Acer Aspire Revo R3600 review
Is Nvidia’s Ion chipset enough to give this netbook real desktop appeal? We examine the first one to come to market.
Netbooks have been an unquestionable phenomenon of the past year and the internal technology has been based on Intel or Via components. However, Nvidia is also trying to muscle in, using the graphical prowess of its Ion' chipset as a selling point.

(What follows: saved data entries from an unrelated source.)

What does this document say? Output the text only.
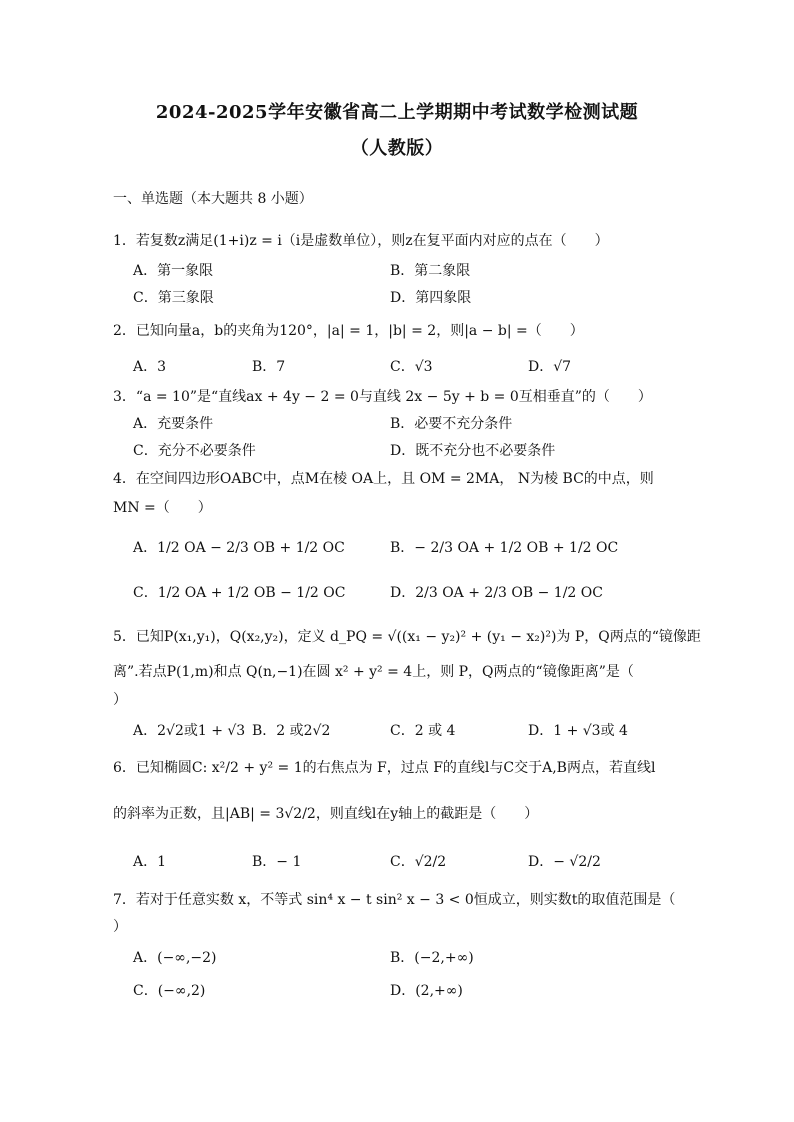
2024-2025学年安徽省高二上学期期中考试数学检测试题
（人教版）
一、单选题（本大题共 8 小题）
1．若复数z满足(1+i)z = i（i是虚数单位），则z在复平面内对应的点在（　　）
A．第一象限	B．第二象限
C．第三象限	D．第四象限
2．已知向量a，b的夹角为120°，|a| = 1，|b| = 2，则|a − b| =（　　）
A．3	B．7	C．√3	D．√7
3．“a = 10”是“直线ax + 4y − 2 = 0与直线 2x − 5y + b = 0互相垂直”的（　　）
A．充要条件	B．必要不充分条件
C．充分不必要条件	D．既不充分也不必要条件
4．在空间四边形OABC中，点M在棱 OA上，且 OM = 2MA， N为棱 BC的中点，则
MN =（　　）
A．1/2 OA − 2/3 OB + 1/2 OC	B．− 2/3 OA + 1/2 OB + 1/2 OC
C．1/2 OA + 1/2 OB − 1/2 OC	D．2/3 OA + 2/3 OB − 1/2 OC
5．已知P(x₁,y₁)，Q(x₂,y₂)，定义 d_PQ = √((x₁ − y₂)² + (y₁ − x₂)²)为 P，Q两点的“镜像距
离”.若点P(1,m)和点 Q(n,−1)在圆 x² + y² = 4上，则 P，Q两点的“镜像距离”是（
）
A．2√2或1 + √3 B．2 或2√2	C．2 或 4	D．1 + √3或 4
6．已知椭圆C: x²/2 + y² = 1的右焦点为 F，过点 F的直线l与C交于A,B两点，若直线l
的斜率为正数，且|AB| = 3√2/2，则直线l在y轴上的截距是（　　）
A．1	B．− 1	C．√2/2	D．− √2/2
7．若对于任意实数 x，不等式 sin⁴ x − t sin² x − 3 < 0恒成立，则实数t的取值范围是（
）
A．(−∞,−2)	B．(−2,+∞)
C．(−∞,2)	D．(2,+∞)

The Acer's Aspire Revo R3600 is not a netbook though it's a nettop essentially a desktop system based on netbook technology offering low cost and low power. Acer's machine is the first Ion based nettop to reach the market, so it's up to it to prove that nettop PCs can be useful for more than just web browsing - previous Atom-based models, with their integrated graphics from Intel, have lacked the grunt to play back high definition video smoothly, but our glimpses of pre-production Ion samples earlier this year gave us hope that nettops could find a niche as low-cost media devices.
The good news is that Acer's implementation is just as successful. It pairs a 1.6GHz Atom 230 with Nvidia's GeForce 9400M graphics, resulting in a far more capable core specification than the Asus Eee Box. We ran a selection of 1080p videos and found that the graphics chip was more than capable of bearing the brunt of smooth decoding - provided you know how to enable GPU acceleration in your chosen software. It did drop a few frames here and there in crowded action scenes, but we only noticed when analysing footage statistically - to casual viewing our clips remained smooth.

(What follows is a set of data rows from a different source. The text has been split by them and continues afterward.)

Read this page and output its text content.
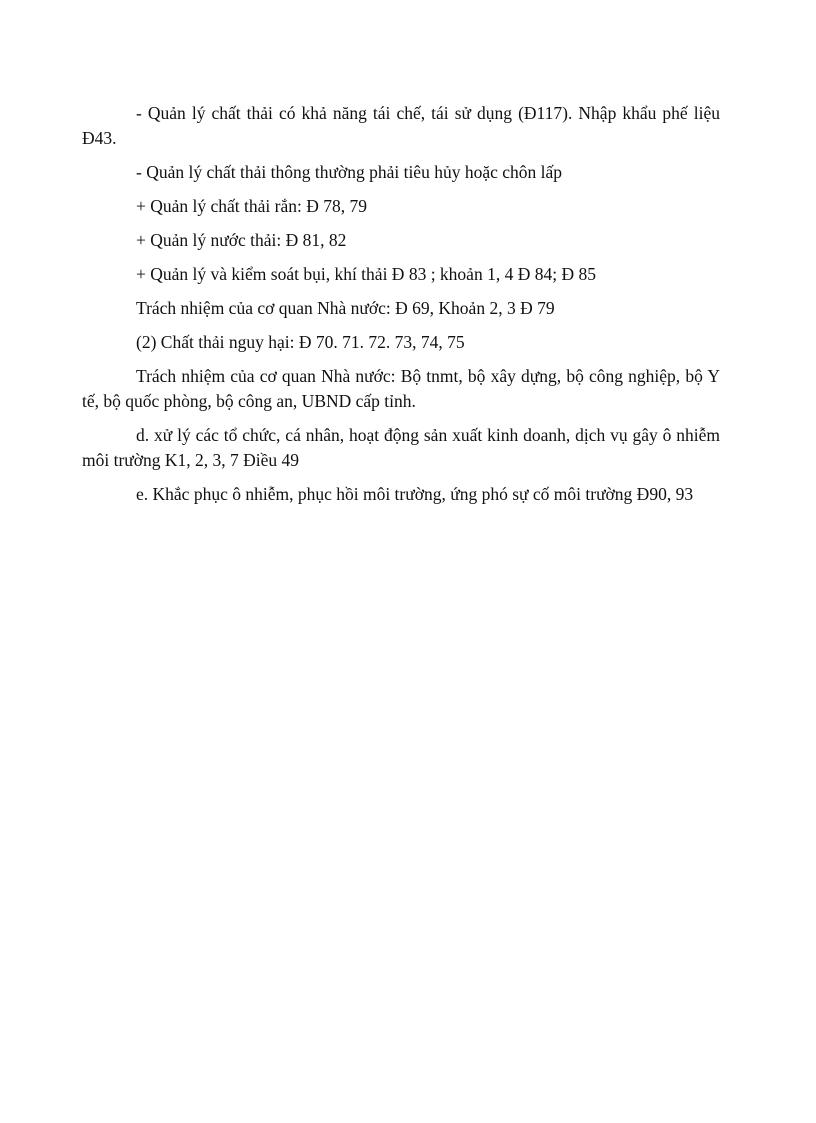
- Quản lý chất thải có khả năng tái chế, tái sử dụng (Đ117). Nhập khẩu phế liệu Đ43.

- Quản lý chất thải thông thường phải tiêu hủy hoặc chôn lấp

+ Quản lý chất thải rắn: Đ 78, 79

+ Quản lý nước thải: Đ 81, 82

+ Quản lý và kiểm soát bụi, khí thải Đ 83 ; khoản 1, 4 Đ 84; Đ 85

Trách nhiệm của cơ quan Nhà nước: Đ 69, Khoản 2, 3 Đ 79

(2) Chất thải nguy hại: Đ 70. 71. 72. 73, 74, 75

Trách nhiệm của cơ quan Nhà nước: Bộ tnmt, bộ xây dựng, bộ công nghiệp, bộ Y tế, bộ quốc phòng, bộ công an, UBND cấp tỉnh.

d. xử lý các tổ chức, cá nhân, hoạt động sản xuất kinh doanh, dịch vụ gây ô nhiễm môi trường K1, 2, 3, 7 Điều 49

e. Khắc phục ô nhiễm, phục hồi môi trường, ứng phó sự cố môi trường Đ90, 93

We carried out our tests on a 22in TFT, but there's no reason why you can't connect this box an HD TV in the living room or office reception area, as the Revo comes complete with an HDMI output to go with the usual VGA port. And this media strength goes some way to justifying the choice of Vista Home Premium over the more popular XP Home or XP Pro.
It does, however, have a bearing on performance elsewhere. In our 2D benchmarks the Revo's Atom processor and 2GB of RAM scored lower than similar systems equipped with XP, and lower even than most current netbooks. An overall score of 0.29 rules out any tasks that require heavy multitasking.
The 217 exc VAT Vista version comes with a 160GB hard disk, an 802.11bg wireless module, Gigabit Ethernet and a 4-in-1 card reader on the front. There's also an eSATA port for cutting-edge external storage, as well as six USB ports scattered variously around the rear, top and front of the main body.